Looking on the news footage about yet another hurricane, I catch myself thinking that it is something basically wrong in that imagery.
If you compare f.e. Florida devastaion images and current footage from Ukraine or Donbass and you are an engineer, than you obviously find out that poor villages on Ukraine damaged diring battles looks better than much more expensive realty remnants in hurricane devastations in US.
And main thing - as engineer you will notice that overhelming majority of US houses destroyed by hurricane is really just a framing from wooden sticks covered by sheets of plywood or drywall, or by planks in the best case, and often don't even have a proper foundation, while on the other side of globe people build their houses from stone, concrete or logs and they withstand even direct hits of shells or missiles.
I don't understand that. If you live in area where hurricanes are not a rare thing, why would you build your house from sticks and plywood instead of building one that will just withstand the storm.
In Russia framed houses exists too, but it is usually a cheap vacation homes where people spend weekends. If one decide to live permanently in a rural area, the house from bricks, concrete or logs would be built, even if there is no any historical records of hurricanes or tornadoes in region.
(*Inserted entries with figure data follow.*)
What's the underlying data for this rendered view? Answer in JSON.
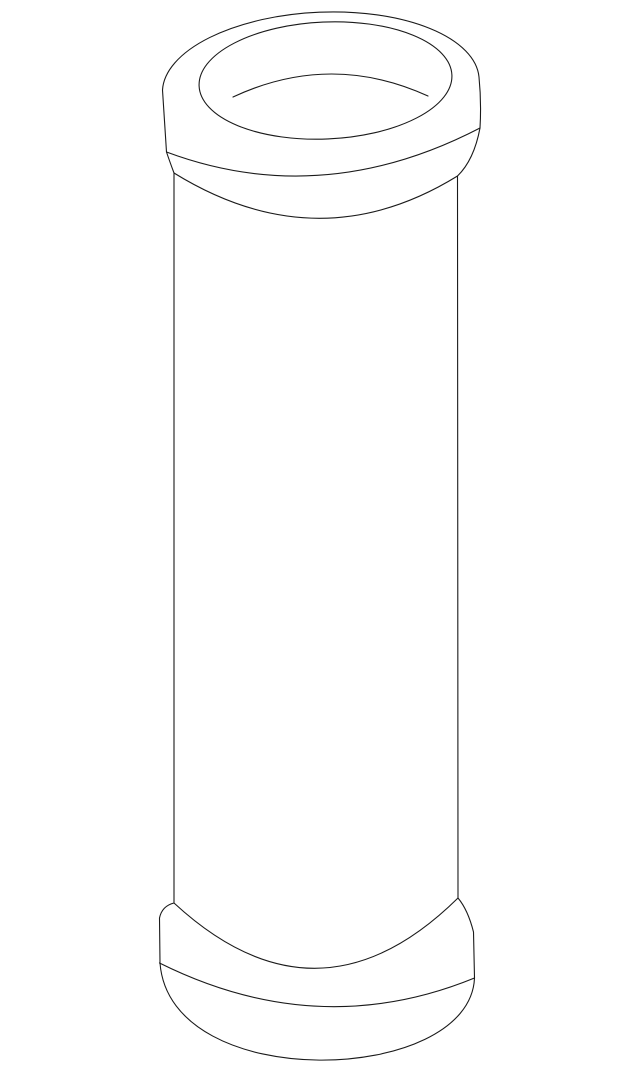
{
  "figure": {
    "title": "Line-art illustration of a hollow cylindrical tube with rounded flanged ends, viewed from slightly above",
    "type": "technical-line-drawing",
    "background_color": "#ffffff",
    "stroke_color": "#1a1a1a",
    "canvas": {
      "width": 640,
      "height": 1071,
      "viewbox": "0 0 640 1071"
    },
    "paths": {
      "silhouette": "M 162.5 90 A 158.5 74 -2.7 0 1 479 77 Q 481.5 102 480 128 Q 474 160 457.5 176 L 458 898 Q 468 910 473.5 932 L 474.5 978 C 470 1085 170 1095 160 963 L 159.5 918 Q 162 906 174 903 L 174 173 Q 169.5 161 166.5 152 L 162.5 90 Z",
      "top_opening_rim": "M 199.1 86 A 126.5 58.5 -2.5 1 1 451.9 75 A 126.5 58.5 -2.5 1 1 199.1 86 Z",
      "bore_inner_wall_arc": "M 233 97 Q 330.5 51.5 428 96",
      "top_flange_lower_edge": "M 166.5 152 Q 322 210 480 128",
      "top_flange_base_arc": "M 174 173 Q 318 262 457.5 176",
      "bottom_flange_top_arc": "M 174 903 Q 318 1036 458 898",
      "bottom_flange_lower_edge": "M 159.5 963 Q 318 1042 474.5 978"
    }
  }
}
So why build houses that are absolutely not designed for the hurricanes in area where hurricanes are regular thing, instead of just building concrete houses that will sustain hurricanes with minimum damage? Replacing few windows are much cheaper than rebuilding even cheapest possible framed house from the ground. And you hardly have a probability of injury or death if a hurricane catch you in normal building.
Even more - I know that in Montana, f.e., where hurricanes are not an issue, some people build houses from logs, that with high probability will withstand hurricane. And even on some footages from Florida I saw rare untouched concrete buildings among the totally destroyed realty.
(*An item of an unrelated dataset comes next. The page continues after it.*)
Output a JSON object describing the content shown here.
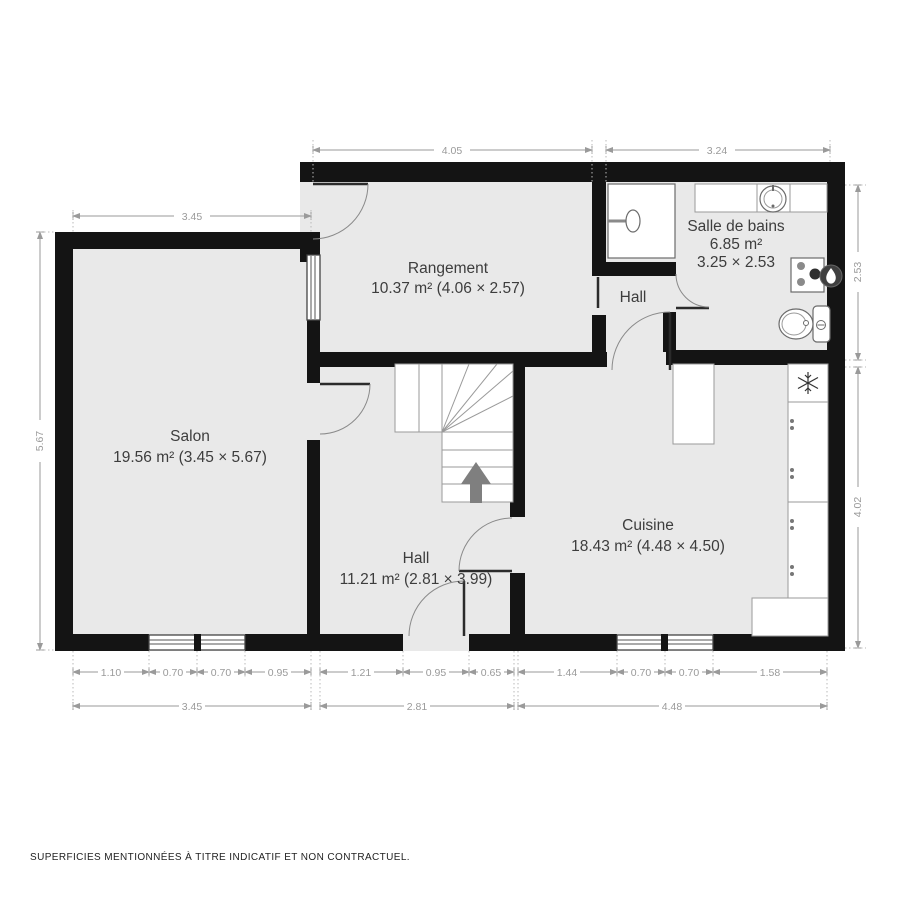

So what I'm missing here? Why in areas that often hit by hurricanes people don't bother to build normal, reliable houses from proper materials and instead continue to build a boxes from sticks and plywood again and again with the same result after next hurricane?
That would be because news crews don't go around filming the houses that are built in the way you described because....they don't make for very good footage to affect the viewer emotionally and stay invested with the newscast and not click away during commercials.
Why do you think the "mostly peaceful protests" still had flaming wreckage in their backgrounds? That would be because they are still hardwired to create newscasts in a certain way as I described above, even after given specific instructions to downplay their mentally ill brown shirts destruction of the west.
Plenty of builders do exactly as you mention. Sorry to interrupt the anti-america circle jerk. You may continue.
Got it! Engineering questions are anti-american. And math is racist. OK :) :) :)
Of course I understand news bias and intention to show the worst, and as I mentioned, even in such biased news I still see untouched normal buildings surrounded by devastation.
But it is still unclear for me why in such hurricane rich places still exist any areas that continue to give that devastation footage for the news.
IDK, say nobody build houses in the Northen regions without good thermal insulation. So even if you need a fearmongering picture of hundreds of frozen out houses with freezing families in trouble from yearly disaster named winter, you will not be able to find anything.
But somehow, in the abovementioned Florida, there are still plenty of places where news could easily get nasty pictures of devastation every year.
I understand that. I don't understand why there still exists districts or counties that get destroyed every year.
There are no districts or counties that massively freeze out to death every year in nothern regions f.e. But in much more pleasant (and so more expensive) places to live, somehow such districts exists.
Funny, I mentioned f,e. Montana where, suddenly, people never build houses that are not suitable for local weather conditions. You hardly find a a single house with thin walls and without insulation that will not withstand cold weather in winter. Somehow Montana is not a part of US now?
If you want to stick a label to me, choose something else. Say something about "anti-southern coastal circle-jerk" or whatever term you have for that hurricane prone regions.
If you are heavily abused by comparison of something american with something from other country and feel raped or offended like LGBTXYZ+ whiners, then tell me please, why in Montana US people always build houses appropriate for local regular cold winters, but in Florida US people are not always build houses appropriate for regular hurricanes. Both states I compare here are in US, so you should not be offended.